Got a problem? Just reclassify and it will disappear

It was a piece of Canberra politics so audacious, I was honestly inspired. Gobsmacked, I was.

“Pure genius!” I screamed too loudly to a household that was, apart from me, devoid of awake human beings. “Now, THAT is how you make a problem disappear.”

Let me explain. On June 26, just hours after Julia Gillard was dethroned and replaced with her “Back to the Future” predecessor Kevin Rudd, Foreign Minister Senator Bob Carr appeared on Aunty.

Despite it not really being his brief, he said this about asylum seekers: “They’re not people fleeing persecution … they’re coming here as economic migrants”.

Whoa!

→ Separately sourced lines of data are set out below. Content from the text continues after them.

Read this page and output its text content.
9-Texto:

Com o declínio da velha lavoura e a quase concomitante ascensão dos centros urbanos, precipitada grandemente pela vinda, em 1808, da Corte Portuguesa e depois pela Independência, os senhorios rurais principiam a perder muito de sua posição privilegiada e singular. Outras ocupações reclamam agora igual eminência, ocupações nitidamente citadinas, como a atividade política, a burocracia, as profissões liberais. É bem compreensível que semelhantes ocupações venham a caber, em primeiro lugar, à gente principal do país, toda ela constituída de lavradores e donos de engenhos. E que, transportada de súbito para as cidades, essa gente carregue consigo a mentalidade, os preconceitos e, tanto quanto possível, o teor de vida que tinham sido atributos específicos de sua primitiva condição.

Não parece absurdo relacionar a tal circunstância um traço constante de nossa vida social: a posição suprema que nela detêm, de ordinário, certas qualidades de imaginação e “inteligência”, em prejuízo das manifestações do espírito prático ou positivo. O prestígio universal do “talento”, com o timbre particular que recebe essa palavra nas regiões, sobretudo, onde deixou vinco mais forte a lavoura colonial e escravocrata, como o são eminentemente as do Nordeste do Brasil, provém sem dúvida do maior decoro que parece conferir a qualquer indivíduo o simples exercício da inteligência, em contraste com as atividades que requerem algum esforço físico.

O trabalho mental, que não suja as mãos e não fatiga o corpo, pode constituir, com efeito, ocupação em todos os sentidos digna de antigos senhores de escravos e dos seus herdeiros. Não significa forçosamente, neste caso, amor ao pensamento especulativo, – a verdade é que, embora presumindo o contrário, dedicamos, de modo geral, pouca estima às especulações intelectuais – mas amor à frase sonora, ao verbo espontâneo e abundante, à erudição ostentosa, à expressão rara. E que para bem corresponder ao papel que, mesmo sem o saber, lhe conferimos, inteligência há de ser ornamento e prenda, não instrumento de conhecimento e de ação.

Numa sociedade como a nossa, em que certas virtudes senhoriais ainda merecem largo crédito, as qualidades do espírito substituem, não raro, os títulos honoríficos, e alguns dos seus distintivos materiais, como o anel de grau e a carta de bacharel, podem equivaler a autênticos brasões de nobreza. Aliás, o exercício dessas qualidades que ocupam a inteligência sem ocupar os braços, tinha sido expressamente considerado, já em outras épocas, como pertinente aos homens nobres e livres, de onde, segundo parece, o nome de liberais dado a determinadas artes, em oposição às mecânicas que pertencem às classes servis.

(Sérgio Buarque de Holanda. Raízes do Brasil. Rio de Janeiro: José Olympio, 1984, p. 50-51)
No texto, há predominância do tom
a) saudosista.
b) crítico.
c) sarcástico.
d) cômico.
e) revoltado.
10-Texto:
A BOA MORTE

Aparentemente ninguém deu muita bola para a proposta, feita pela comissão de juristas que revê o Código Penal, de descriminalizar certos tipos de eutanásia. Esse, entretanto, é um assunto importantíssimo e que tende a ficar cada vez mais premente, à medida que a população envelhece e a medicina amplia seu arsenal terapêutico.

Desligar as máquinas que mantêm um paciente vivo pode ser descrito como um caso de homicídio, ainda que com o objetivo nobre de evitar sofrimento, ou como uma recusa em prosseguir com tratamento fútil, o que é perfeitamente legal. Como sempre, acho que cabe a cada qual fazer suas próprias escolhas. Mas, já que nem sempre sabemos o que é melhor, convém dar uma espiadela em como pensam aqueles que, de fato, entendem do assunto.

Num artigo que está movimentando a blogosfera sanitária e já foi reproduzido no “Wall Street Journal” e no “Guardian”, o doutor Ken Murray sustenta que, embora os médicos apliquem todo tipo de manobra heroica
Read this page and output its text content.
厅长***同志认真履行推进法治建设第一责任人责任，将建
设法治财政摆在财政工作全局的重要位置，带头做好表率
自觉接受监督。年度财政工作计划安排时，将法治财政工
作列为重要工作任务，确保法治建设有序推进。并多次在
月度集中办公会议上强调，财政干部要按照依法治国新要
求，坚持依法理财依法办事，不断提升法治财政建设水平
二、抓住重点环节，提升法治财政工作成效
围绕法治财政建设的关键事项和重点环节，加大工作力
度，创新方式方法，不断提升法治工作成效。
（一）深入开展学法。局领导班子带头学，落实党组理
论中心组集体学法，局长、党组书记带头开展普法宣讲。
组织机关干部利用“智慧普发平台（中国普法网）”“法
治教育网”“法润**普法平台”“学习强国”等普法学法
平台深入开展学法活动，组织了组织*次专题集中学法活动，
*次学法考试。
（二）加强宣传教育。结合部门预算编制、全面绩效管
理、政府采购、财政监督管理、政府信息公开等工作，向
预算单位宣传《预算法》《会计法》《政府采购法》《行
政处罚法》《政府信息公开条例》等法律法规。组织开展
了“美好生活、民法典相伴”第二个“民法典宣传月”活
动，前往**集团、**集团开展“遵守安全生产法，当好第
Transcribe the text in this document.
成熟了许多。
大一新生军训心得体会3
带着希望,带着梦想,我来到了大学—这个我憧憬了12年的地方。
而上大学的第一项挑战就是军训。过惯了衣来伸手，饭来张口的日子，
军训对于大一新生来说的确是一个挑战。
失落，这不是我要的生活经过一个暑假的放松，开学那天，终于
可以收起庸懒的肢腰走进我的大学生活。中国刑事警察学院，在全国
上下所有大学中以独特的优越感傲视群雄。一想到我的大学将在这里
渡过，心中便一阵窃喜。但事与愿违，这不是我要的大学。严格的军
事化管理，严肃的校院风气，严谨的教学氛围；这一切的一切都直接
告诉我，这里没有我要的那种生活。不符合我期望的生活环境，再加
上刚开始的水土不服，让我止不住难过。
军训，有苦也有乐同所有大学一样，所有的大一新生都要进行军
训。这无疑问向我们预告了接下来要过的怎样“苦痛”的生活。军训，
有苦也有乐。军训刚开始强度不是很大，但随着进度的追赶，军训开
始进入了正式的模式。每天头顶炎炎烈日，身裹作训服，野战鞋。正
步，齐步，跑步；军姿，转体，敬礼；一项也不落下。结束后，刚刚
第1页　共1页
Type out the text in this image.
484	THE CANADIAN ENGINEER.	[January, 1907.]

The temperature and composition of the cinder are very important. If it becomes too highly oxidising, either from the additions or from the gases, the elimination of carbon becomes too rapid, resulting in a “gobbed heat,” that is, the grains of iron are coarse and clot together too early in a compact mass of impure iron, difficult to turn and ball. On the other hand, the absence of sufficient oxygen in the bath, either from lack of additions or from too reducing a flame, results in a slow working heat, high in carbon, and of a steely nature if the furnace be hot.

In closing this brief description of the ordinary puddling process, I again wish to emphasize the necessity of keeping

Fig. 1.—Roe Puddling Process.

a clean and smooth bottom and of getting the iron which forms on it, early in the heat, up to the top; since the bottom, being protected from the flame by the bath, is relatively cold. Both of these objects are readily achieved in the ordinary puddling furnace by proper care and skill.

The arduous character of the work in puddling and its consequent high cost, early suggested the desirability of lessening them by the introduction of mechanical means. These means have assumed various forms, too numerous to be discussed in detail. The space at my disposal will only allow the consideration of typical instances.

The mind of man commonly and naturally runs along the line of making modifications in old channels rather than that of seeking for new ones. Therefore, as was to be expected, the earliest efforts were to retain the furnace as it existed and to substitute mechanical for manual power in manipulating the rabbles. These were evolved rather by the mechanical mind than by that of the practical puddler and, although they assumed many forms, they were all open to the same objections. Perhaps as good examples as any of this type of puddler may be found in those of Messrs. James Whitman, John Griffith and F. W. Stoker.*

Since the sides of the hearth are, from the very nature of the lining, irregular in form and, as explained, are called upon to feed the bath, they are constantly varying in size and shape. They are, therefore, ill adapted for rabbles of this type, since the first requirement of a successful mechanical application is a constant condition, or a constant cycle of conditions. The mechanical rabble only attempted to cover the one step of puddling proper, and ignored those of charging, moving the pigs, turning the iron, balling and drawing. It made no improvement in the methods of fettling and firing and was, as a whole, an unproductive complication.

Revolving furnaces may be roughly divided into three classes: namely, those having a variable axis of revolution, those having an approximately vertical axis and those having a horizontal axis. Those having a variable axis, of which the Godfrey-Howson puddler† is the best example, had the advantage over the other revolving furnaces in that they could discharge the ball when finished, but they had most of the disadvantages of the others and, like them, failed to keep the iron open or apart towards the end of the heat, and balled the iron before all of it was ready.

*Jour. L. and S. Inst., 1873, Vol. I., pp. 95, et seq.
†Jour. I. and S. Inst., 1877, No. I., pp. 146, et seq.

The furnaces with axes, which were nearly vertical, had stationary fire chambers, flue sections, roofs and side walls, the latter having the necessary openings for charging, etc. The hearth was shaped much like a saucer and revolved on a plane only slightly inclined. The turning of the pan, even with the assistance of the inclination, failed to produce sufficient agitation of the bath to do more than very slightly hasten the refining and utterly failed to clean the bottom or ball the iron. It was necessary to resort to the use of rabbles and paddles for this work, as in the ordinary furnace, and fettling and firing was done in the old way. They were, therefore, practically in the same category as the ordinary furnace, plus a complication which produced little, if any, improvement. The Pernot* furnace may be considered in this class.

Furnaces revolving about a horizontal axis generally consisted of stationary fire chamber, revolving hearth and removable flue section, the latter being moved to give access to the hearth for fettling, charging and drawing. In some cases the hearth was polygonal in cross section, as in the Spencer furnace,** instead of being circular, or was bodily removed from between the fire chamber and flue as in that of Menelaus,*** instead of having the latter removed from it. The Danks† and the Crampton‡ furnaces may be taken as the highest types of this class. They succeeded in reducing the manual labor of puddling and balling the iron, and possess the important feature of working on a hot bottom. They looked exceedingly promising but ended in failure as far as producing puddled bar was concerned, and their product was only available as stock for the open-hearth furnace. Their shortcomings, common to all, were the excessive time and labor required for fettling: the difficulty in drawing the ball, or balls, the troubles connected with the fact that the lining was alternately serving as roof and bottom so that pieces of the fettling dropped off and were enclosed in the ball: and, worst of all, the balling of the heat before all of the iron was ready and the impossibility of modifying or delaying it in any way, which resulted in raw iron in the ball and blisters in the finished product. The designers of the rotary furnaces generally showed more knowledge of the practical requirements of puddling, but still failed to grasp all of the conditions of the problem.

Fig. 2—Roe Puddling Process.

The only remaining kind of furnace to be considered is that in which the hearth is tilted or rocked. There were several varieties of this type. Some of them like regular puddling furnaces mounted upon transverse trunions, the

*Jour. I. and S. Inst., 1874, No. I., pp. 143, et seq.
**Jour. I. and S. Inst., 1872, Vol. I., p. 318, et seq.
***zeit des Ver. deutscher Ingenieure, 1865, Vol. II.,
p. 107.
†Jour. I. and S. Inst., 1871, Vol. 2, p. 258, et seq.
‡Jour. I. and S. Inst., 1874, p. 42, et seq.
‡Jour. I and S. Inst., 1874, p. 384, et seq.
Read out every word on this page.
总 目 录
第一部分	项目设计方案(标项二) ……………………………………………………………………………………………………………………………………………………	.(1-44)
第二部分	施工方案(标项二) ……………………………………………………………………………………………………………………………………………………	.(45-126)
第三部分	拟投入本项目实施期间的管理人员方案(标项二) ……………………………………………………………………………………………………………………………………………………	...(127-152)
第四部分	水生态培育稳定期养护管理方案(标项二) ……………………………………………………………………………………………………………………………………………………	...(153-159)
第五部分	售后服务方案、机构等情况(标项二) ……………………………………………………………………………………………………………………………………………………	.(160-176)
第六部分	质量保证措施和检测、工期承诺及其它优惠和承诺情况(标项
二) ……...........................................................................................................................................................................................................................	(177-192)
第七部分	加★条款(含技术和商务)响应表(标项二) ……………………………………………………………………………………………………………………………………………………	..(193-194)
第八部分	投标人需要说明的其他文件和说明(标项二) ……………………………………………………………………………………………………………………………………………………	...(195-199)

Brilliant.

Reclassify the problem, make it disappear. “Asylum seekers good, economic migrants bad.”

We’ve got to wait to see how that pans out, but it’s possible that particular albatross around K-Rudd’s neck has been turned into a Hawaiian lei.

It got me thinking. Could we use the same logic to make other problems disappear? Maybe even financial ones? You know, redefine the problem to create the solution.

As I thought about it, I realised some people I knew were already pretty good at it. Such as Mrs DebtMan.

DebtGirl (4): “Mummy, I don’t like cauliflower.”

Mrs DebtMan: “It’s not cauliflower, darling. It’s white broccoli. You love broccoli!”

DebtGirl: “Mmm. Delicious!”

And so it got eaten.

Sure, money problems are, inherently, trickier. But, with PM K-Rudd and Senator Carr as inspiration, let me offer a few ways to reclassify some money issues, with a view to eradicating some common problems.

Problem: “DebtMan, I’ve got a credit card and it’s always bumping up against the limit.”

Solution: Get a NEW credit card limit. Raise it from $5000 to $15,000. If that doesn’t get rid of the problem, it will at least kick that particular can down the road, maybe even the highway.

Problem: “I owe all of my friends lots of money. It’s socially awkward when I catch up with them.”

Solution: They’re not your friends. They’re your enemies. Find a new pub to drink at (assuming you don’t live in a one-pub town, in which case you might have to give up drinking). Take up a new hobby. New friends, to whom you don’t owe considerable debts, will come and you’ll have a clean slate.

Problem: “I wait for the sales. But when the sales come, they never have my size.”

Solution: Put on a few kilos. Then a few more. Move on up a new dress size. Far easier than dropping down. Eat pizza three nights a week, “Supersize Me” at McDonald’s for the other four. (How bad could that be?) Before you know it, every shop will have something in your size during a clearance.

Problem: “I don’t look good in board shorts.”

Solution: Spend January in Norway.

Problem: “My children are keeping me poor.”

Solution: Put them up for adoption. As lovely as they are, wasn’t life more fun BEFORE kids? If you think you’ll get soppy and eventually miss them, register with government agencies so they can contact you when they’re financially independent.

Problem: “I can’t afford my kids’ school fees.”

Solution: Change schools. Move towns. Seriously. Kids are resilient – they’ll make new friends in a week or two. It will be tougher for you. But that blow will be softened by the fact that you’ll also escape all your friends to whom you owe money, without having to declare them enemies. Set your Facebook whereabouts status permanently to Vanuatu.

Problem: “I can’t keep up with the Joneses.”

Solution: Bugger them. With surnames like that, they must be commoners.

Problem: “I can’t save.”

Solution: Take up a new sport: tax minimisation. Follow the scriptures of the late Kerry Packer, the patron saint of not-paying-more-tax-than-you-have-to. “I am minimising my tax and if anybody in this country doesn’t minimise their tax, they want their heads read, because as a government I can tell you you’re not spending it that well that we should be donating extra.”

If you have a massive problem, I mean a MASSIVE problem, then the normal solution is to avoid talking about it, shun it, hide from it, sweep it under the carpet, or, simply, pretend it doesn’t exist.

But maybe we should all take a leaf out of K-Rudd’s book and simply reclassify the problem.